Am heutigen Mittwoch trägt Mainz seinen verstorbenen Kardinal Karl Lehmann zu Grabe, und für ein paar Stunden am Nachmittag wird die Stadt innehalten und still stehen. Eines Großen gedenken, der diese Stadt geprägt und den diese Stadt getragen hat, wie es nur selten einem der führenden Menschen in dieser Stadt zuteil wurde. Wenn heute der Trauerzug durch die Altstadt zum Dom zieht, werden sicher Tausende den Zug säumen. Und auch wenn wir Journalisten natürlich professionell berichten, fotografieren, schreiben – dieser Tod ist anders. Er bewegt auch uns, er bewegt uns tief. Unser Nachruf: Ein paar persönliche Gedanken zum Tod von Kardinal Karl Lehmann, 1983 bis 2016 Bischof von Mainz.
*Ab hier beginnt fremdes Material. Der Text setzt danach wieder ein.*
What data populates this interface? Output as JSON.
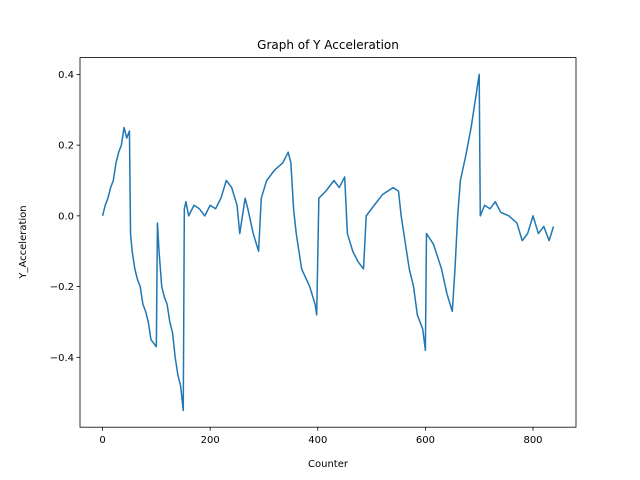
{
  "chart_data": {
    "type": "line",
    "title": "Graph of Y Acceleration",
    "x_label": "Counter",
    "y_label": "Y_Acceleration",
    "series": [
      {
        "color": "#1f77b4",
        "x": [
          0,
          5,
          10,
          15,
          20,
          25,
          30,
          35,
          40,
          45,
          50,
          52,
          55,
          60,
          65,
          70,
          75,
          80,
          85,
          90,
          95,
          100,
          102,
          105,
          110,
          115,
          120,
          125,
          130,
          135,
          140,
          145,
          150,
          152,
          155,
          160,
          170,
          180,
          190,
          200,
          210,
          220,
          230,
          240,
          250,
          255,
          260,
          265,
          270,
          280,
          290,
          295,
          305,
          320,
          335,
          345,
          350,
          355,
          360,
          370,
          385,
          395,
          398,
          402,
          415,
          430,
          440,
          450,
          455,
          465,
          475,
          485,
          490,
          505,
          520,
          540,
          550,
          555,
          560,
          570,
          578,
          585,
          595,
          600,
          602,
          615,
          630,
          640,
          650,
          655,
          660,
          665,
          675,
          685,
          690,
          695,
          700,
          702,
          710,
          720,
          730,
          740,
          755,
          770,
          780,
          790,
          800,
          810,
          820,
          830,
          838
        ],
        "values": [
          0.0,
          0.03,
          0.05,
          0.08,
          0.1,
          0.15,
          0.18,
          0.2,
          0.25,
          0.22,
          0.24,
          -0.05,
          -0.1,
          -0.15,
          -0.18,
          -0.2,
          -0.25,
          -0.27,
          -0.3,
          -0.35,
          -0.36,
          -0.37,
          -0.02,
          -0.1,
          -0.2,
          -0.23,
          -0.25,
          -0.3,
          -0.33,
          -0.4,
          -0.45,
          -0.48,
          -0.55,
          0.02,
          0.04,
          0.0,
          0.03,
          0.02,
          0.0,
          0.03,
          0.02,
          0.05,
          0.1,
          0.08,
          0.03,
          -0.05,
          0.0,
          0.05,
          0.02,
          -0.05,
          -0.1,
          0.05,
          0.1,
          0.13,
          0.15,
          0.18,
          0.15,
          0.02,
          -0.05,
          -0.15,
          -0.2,
          -0.25,
          -0.28,
          0.05,
          0.07,
          0.1,
          0.08,
          0.11,
          -0.05,
          -0.1,
          -0.13,
          -0.15,
          0.0,
          0.03,
          0.06,
          0.08,
          0.07,
          0.0,
          -0.05,
          -0.15,
          -0.2,
          -0.28,
          -0.32,
          -0.38,
          -0.05,
          -0.08,
          -0.15,
          -0.22,
          -0.27,
          -0.15,
          0.0,
          0.1,
          0.17,
          0.25,
          0.3,
          0.35,
          0.4,
          0.0,
          0.03,
          0.02,
          0.04,
          0.01,
          0.0,
          -0.02,
          -0.07,
          -0.05,
          0.0,
          -0.05,
          -0.03,
          -0.07,
          -0.03
        ]
      }
    ],
    "xlim": [
      -41.9,
      879.9
    ],
    "ylim": [
      -0.5975,
      0.4475
    ],
    "xticks": [
      0,
      200,
      400,
      600,
      800
    ],
    "yticks": [
      {
        "value": -0.4,
        "label": "−0.4"
      },
      {
        "value": -0.2,
        "label": "−0.2"
      },
      {
        "value": 0,
        "label": "0.0"
      },
      {
        "value": 0.2,
        "label": "0.2"
      },
      {
        "value": 0.4,
        "label": "0.4"
      }
    ]
  }
}
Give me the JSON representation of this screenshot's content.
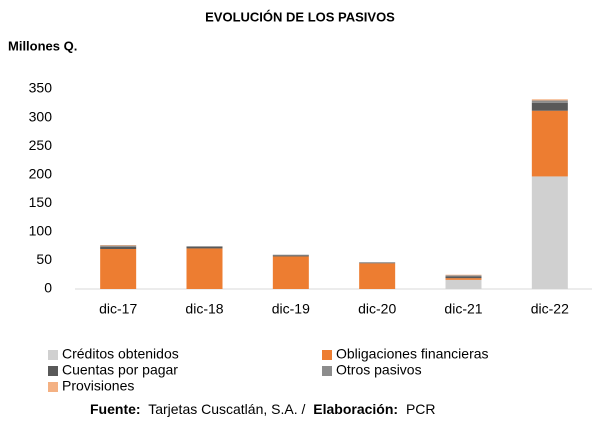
{
  "chart_data": {
    "type": "stacked_bar",
    "title": "EVOLUCIÓN DE LOS PASIVOS",
    "y_label": "Millones Q.",
    "categories": [
      "dic-17",
      "dic-18",
      "dic-19",
      "dic-20",
      "dic-21",
      "dic-22"
    ],
    "series": [
      {
        "name": "Créditos obtenidos",
        "color": "#d0d0d0",
        "values": [
          0,
          0,
          0,
          0,
          16,
          197
        ]
      },
      {
        "name": "Obligaciones financieras",
        "color": "#ed7d31",
        "values": [
          70,
          71,
          57,
          45,
          3,
          115
        ]
      },
      {
        "name": "Cuentas por pagar",
        "color": "#595959",
        "values": [
          4,
          3,
          2,
          1,
          3,
          14
        ]
      },
      {
        "name": "Otros pasivos",
        "color": "#8c8c8c",
        "values": [
          2,
          1,
          1,
          1,
          2,
          4
        ]
      },
      {
        "name": "Provisiones",
        "color": "#f4b183",
        "values": [
          1,
          0,
          0,
          0,
          1,
          2
        ]
      }
    ],
    "ylim": [
      0,
      350
    ],
    "yticks": [
      0,
      50,
      100,
      150,
      200,
      250,
      300,
      350
    ],
    "grid": false,
    "source": {
      "label1": "Fuente:",
      "text1": "Tarjetas Cuscatlán, S.A. /",
      "label2": "Elaboración:",
      "text2": "PCR"
    }
  }
}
So kannten, so liebten ihn die Mainzer: Lehmann mit Humor, Intelligenz und mitten zwischen den Menschen, hier beim Festakt zu seinem Abschied als Bischof von Mainz im Mai 2016. – Foto: Screenshot gik

Als es geschah am Sonntagfrüh, dem 11. März, um 4.45 Uhr, ging ein Beben durch die Stadt. Man konnte es spüren: Karl Kardinal Lehmann, Alt-Bischof von Mainz, verließ diese Welt. Seither hat Mainz getrauert, wie ich es in 25 Jahren noch nie erlebt habe, nicht einmal beim Tod des geliebten Alt-Bürgermeisters Jockel Fuchs. Über der Stadt lag in den Tagen nach dem Tod des Kardinals eine Decke aus Melancholie, ein Gefühl des Schocks und des herben Verlustes.

Mit nur 81 Jahren, nicht einmal zwei Jahre nach seinem Ruhestand, einfach zu früh – starb Kardinal Karl Lehmann. Tausende Menschen pilgerten in den Tagen danach in die Augustinerkirche, nahmen Abschied am aufgebahrten Leichnam, trugen sich in die Kondolenzbücher ein, nahmen Anteil – Tausende pro Tag wohlgemerkt.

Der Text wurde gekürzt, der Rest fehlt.